Por que não nasci eu um simples vaga-lume? - crônica de reminiscências

No início era um menino espiando-me por debaixo da porta, impossível não notar a sua presença. Eu teria lhe aberto a porta, convidado-o a se sentar, conta pra mim, psiu de luz, como é precisar eternamente da escuridão para brilhar?

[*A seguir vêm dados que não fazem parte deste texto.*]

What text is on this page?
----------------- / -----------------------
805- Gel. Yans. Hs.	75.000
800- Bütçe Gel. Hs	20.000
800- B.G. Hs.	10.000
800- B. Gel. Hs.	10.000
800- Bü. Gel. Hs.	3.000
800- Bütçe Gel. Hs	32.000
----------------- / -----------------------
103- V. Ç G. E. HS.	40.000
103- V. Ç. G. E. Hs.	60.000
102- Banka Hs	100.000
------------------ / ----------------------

Mas o vaga-lumezinho dispensou o convite e adentrou o ambiente sem cerimônias, crescido, seguro, passeando pelo piso, aninhando-se atrás do sofá, até desaparecer dos meus olhos.

Foi uma visita rápida.

A última vez que eu havia estado na companhia de um, foi nos idos de 1996. Um ano deveras especial: primeiro emprego, namorado, primeiro ano na universidade. Lembro-me que na noite da sua aparição, eu estava com uma febre inapagável; decidiram me levar ao pronto socorro. Foi aí que o pirilampo apareceu, como hoje, rompendo a breu da alcova, trazendo luz a minha dor. Dispensei o médico, a febre cessara subitamente, como esquecer?

Um vaga-lume não se apaga facilmente da memória. O primeiro feixe de luz nos seduz de cara e nos transmuda sutilmente.Sua claridade nos tira da caverna, vasculha as nossas noites internas, abre fendas em nosso cotidiano, obrigando-nos a extrair poesia de onde nada víamos.

*Por que não nasci eu um simples vaga-lume?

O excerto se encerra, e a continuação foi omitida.